According to James Demmel's article, "Faster Numerical Algorithms via Exception Handling", IEEE Trans. on Computers 43 (1994), 983-992, the way a floating-point processor handles overflow can be important to the speed of operations that are not typically expected to overflow, because it is often the case that we have a choice between a fast algorithm that can overflow for rare inputs, or a slow algorithm that guards against overflow in all cases, so it is useful to be able to use this strategy:

  1. Try the fast algorithm
  2. In the rare case where overflow occurred, go back and redo the calculation with the slow algorithm

There are basically two ways to detect overflow:

  1. Trap. To be usable for this strategy, it must be possible to trap to user code. To trap at the precise operation would incur an unreasonably large performance penalty for pipelined implementations, so it has to be accepted that it will be imprecise.
  2. Infinity/quiet NaN/sticky status bit. Keep going, but remember that an overflow occurred, so that an explicit check can be carried out occasionally.

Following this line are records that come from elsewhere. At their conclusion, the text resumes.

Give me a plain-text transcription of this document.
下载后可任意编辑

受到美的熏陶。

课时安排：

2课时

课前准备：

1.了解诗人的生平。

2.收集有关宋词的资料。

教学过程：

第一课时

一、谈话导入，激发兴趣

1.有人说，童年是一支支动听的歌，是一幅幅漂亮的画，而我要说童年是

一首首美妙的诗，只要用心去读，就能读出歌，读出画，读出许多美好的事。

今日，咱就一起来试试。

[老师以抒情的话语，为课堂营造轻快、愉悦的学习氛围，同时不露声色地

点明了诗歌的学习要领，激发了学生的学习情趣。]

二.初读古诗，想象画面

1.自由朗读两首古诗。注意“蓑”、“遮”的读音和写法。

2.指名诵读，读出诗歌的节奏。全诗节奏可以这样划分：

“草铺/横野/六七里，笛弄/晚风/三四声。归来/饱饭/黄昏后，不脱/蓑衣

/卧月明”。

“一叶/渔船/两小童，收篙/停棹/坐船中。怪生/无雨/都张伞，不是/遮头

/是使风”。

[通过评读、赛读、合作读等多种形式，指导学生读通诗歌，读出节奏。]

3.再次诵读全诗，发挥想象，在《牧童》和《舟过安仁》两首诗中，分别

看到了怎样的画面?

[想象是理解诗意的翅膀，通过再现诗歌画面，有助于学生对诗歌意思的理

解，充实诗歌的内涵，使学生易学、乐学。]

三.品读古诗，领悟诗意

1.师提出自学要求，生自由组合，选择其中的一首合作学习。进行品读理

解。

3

To be usable for this strategy, the presence of NaN operands must not cause too dramatic a slowdown. (There have been a number of processors on which NaNs slowed arithmetic operations by a couple of orders of magnitude.)

Modern processors like x64 typically default to the second strategy.

My question here is about the hardware implementation of floating-point traps versus NaN. Is it actually less costly to implement quiet NaN without slowdown, than to provide even imprecise trap on overflow? Or is quiet NaN widely used today for a different reason?

Best Answer

It isn't the arithmetic that slows things down, it's the exception processing -- especially the processing required to clean up after an imprecise trap. qNaN defers exceptions, keeping the pipeline full for a greater percentage of the time.

There's no inherent reason that processing NaNs should be any slower than normal numbers, because the rules are quite clear. In fact, if anything, I would expect them to be faster.